Click "Read More" to view references

  • Beck, I.L., & McKeown, M.G. (2007). Different ways for different goals, but keep your eye on the higher verbal goals. In R.K. Wagner, A.E. Muse, & K. R. Tannenbaum (Eds.). Vocabulary acquisition: Implications for reading comprehension. New York: The Guilford Press.
  • Billmeyer, R., & Barton, M.L. (1998). Teaching reading in the content areas: If not me then who? Aurora, CO: Mid-continent Regional Educational Laboratory.
  • Carlisle, J. F., & Katz, L.A. (2005). Word learning and vocabulary instruction. In J. R. Birsh (Ed.). Multisensory teaching of basic language skills. Baltimore, MD: Paul H. Brookes.
  • Graves, M.F. (2006). The vocabulary book. New York: Teachers College Press.
  • Hirsch, E.D. (2003). Reading comprehension requires knowledge – of words and the world: Scientific insights into the fourth-grade slump and the nation’s stagnant comprehension scores. American Educator, Spring, 2003. American Federation of Teachers.
  • Laflame, J.G. (1997). The effect of the Multiple Exposure Vocabulary Method and the Target Reading/Writing Strategy on test scores. Journal of Adolescent and Adult Literacy, 40 (5), 372-381.
  • McKeown, M.G., & Beck, I.L. (1988). Learning vocabulary: Different ways for different goals. Remedial and Special Education, 9, 42-45.
  • Sedita, J. (2005). The key vocabulary routine. Rowley, MA: Keys to Literacy.


  1. Thank you, Joan. I have seen that previewing vocabulary can make the text more comprehensible, too.
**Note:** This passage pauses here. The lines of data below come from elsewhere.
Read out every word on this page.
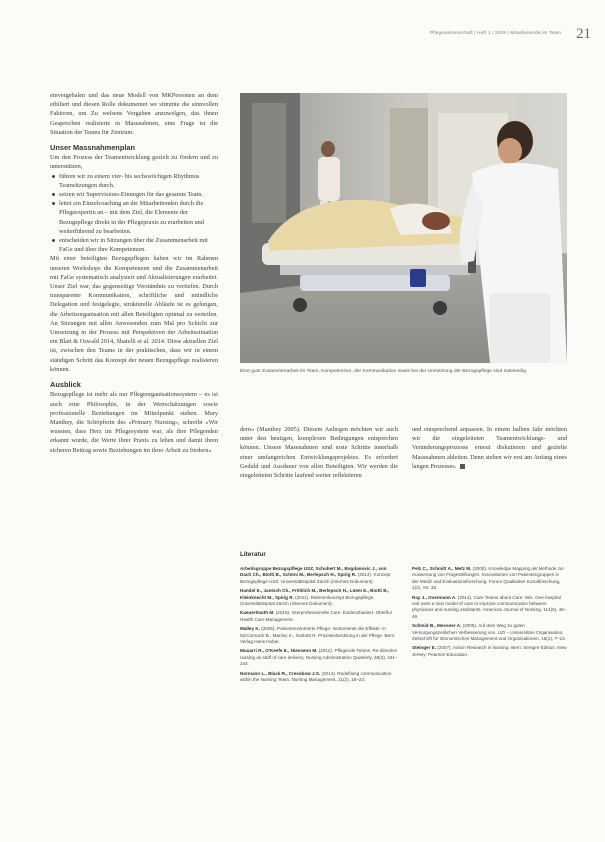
Pflegewissenschaft | Heft 1 / 2019 | Mitarbeitende im Team 21

einvergebalen und das neue Modell von MKPersonen an dem etbiliert und diesen Rolle dokumentet we stimmte die sinnvollen Faktoren, um Zu welsens Vorgaben anzuwelgen, das ihnen Geaprochen realisierte in Massnahmen, eine Frage ist die Situation der Teams für Zentrum.

Unser Massnahmenplan

Um den Prozess der Teamentwicklung gezielt zu fördern und zu unterstützen,

führen wir zu einem vier- bis sechswöchigen Rhythmus Teamsitzungen durch.
setzen wir Supervisions-Einungen für das gesamte Team.
leitet ein Einzelcoaching an die Mitarbeitenden durch die Pflegeexpertin an – mit dem Ziel, die Elemente der Bezugspflege direkt in der Pflegepraxis zu erarbeiten und weiterführend zu bearbeiten.
entscheiden wir in Sitzungen über die Zusammenarbeit mit FaGe und über ihre Kompetenzen.

Mit einer beteiligten Bezugspflegen haben wir im Rahmen unseren Workshops die Kompetenzen und die Zusammenarbeit mit FaGe systematisch analysiert und Aktualisierungen erarbeitet. Unser Ziel war, das gegenseitige Verständnis zu vertiefen. Durch transparente Kommunikation, schriftliche und mündliche Delegation und festgelegte, strukturelle Abläufe ist es gelungen, die Arbeitsorganisation mit allen Beteiligten optimal zu verteilen. An Sitzungen mit allen Anwesenden zum Mal pro Schicht zur Umsetzung in der Prozess mit Perspektiven der Arbeitssituation ein Blatt & Oswald 2014, Shatelli et al. 2014. Diese aktuellen Ziel ist, zwischen den Teams in der praktischen, dass wir in einem ständigen Schritt das Konzept der neuen Bezugspflege realisieren können.

Ausblick

Bezugspflege ist mehr als nur Pflegeorganisationssystem – es ist auch eine Philosophie, in der Wertschätzungen sowie professionelle Beziehungen im Mittelpunkt stehen. Mary Manthey, die Schöpferin des «Primary Nursing», schreibt «Wir wussten, dass Herz im Pflegesystem war, als ihre Pflegenden erkannt wurde, die Werte ihrer Praxis zu leben und damit ihren sicheren Beitrag sowie Beziehungen im ihrer Arbeit zu fördern»

Eine gute Zusammenarbeit im Team, Kompetenzen, der Kommunikation sowie bei der Umsetzung der Bezugspflege sind notwendig.

dern» (Manthey 2005). Diesem Anliegen möchten wir auch unter den heutigen, komplexen Bedingungen entsprechen können. Unsere Massnahmen sind erste Schritte innerhalb einer umfangreichen Entwicklungsprojektes. Es erfordert Geduld und Ausdauer von allen Beteiligten. Wir werden die eingeleiteten Schritte laufend weiter reflektieren

und entsprechend anpassen. In einem halben Jahr möchten wir die eingeleiteten Teamentwicklungs- und Veränderungsprozesse erneut diskutieren und gezielte Massnahmen ableiten. Denn stehen wir erst am Anfang eines langen Prozesses.

Literatur
Arbeitsgruppe Bezugspflege USZ, Schubert M., Bogdanovic J., von Dach Ch., Biotti B., Schöni M., Berlepsch H., Spirig R. (2014). Konzept Bezugspflege USZ. Universitätsspital Zürich (internes Dokument).
Handel E., Jantsch Ch., Fröhlich M., Berlepsch H., Lüem E., Biotti B., Kleinknecht M., Spirig R. (2011). Rahmenkonzept Bezugspflege, Universitätsspital Zürich (internes Dokument).
Kaeuerlmuth M. (2018). Interprofessionelle Care: Evidenzbasiert. Oberflur Health Care Management.
Malley K. (2005). Patientenzentrierte Pflege: Instrumente die Effekte. In McCormack B., Manley K., Garbett R. Praxisentwicklung in der Pflege. Bern: Verlag Hans Huber.
Muuarri R., O'Keefe E., Niessenn M. (2012). Pflegende Teams: Re-directive nursing as staff of care delivery. Nursing Administration Quarterly, 36(3), 241–244.
Normann L., Black R., Cressbow J.S. (2014). Redefining communication within the Nursing Team. Nursing Management, 21(2), 18–23.
Pelz C., Schmitt A., Metz M. (2000). Knowledge Mapping als Methode zur Auswertung von Fragestellungen. Innovationen von Patientengruppen in der Mediz und Evaluationsforschung. Forum Qualitative Sozialforschung, 1(2), Art. 35.
Ray J., Overmann A. (2014). Care Teams about Care: Wis. One hospital unit uses a new model of care to improve communication between physicians and nursing assistants. American Journal of Nursing, 114(6), 46–49.
Schmid B., Messner A. (2005). Auf dem Weg zu guten Versorgungszeitlichen Verbesserung von. UZI – Universitäre Organisation, Zeitschrift für ökonomisches Management und Organisationen, 16(2), 7–13.
Steinger E. (2007). Action Research in Nursing. Bern: Sempre Edition. New Jersey: Pearson Education.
    Do you think there are times when you might decide to spend more time teaching a word prior to reading the text...going beyond a brief preview to something more extended?

  2. Joan Sedita7/31/2010

    Thank you, Susan, for posting my piece. The answer to your question is "yes"! Very often the handful of essential words that should be taught in-depth over a period of time will in fact be part of the previewing list. The teacher may choose a few of the preview words to put on a word wall and give a heads up to the students that they will be revisiting these words. There is no single best activity to teach vocabulary - previewing is just one of a combination of direct and indirect activities that should be used. The Key Vocabulary Routine that I developed for training upper grade teachers includes 5 steps for teaching content vocabulary. Previewing is the first step, and teaching a smaller set of words in-depth is the third step.

  3. Thanks for the clarification. A little time spent teaching the words most central to the text does help facilitate comprehension of said text. Word knowledge is essential but not sufficient to enable comprehension.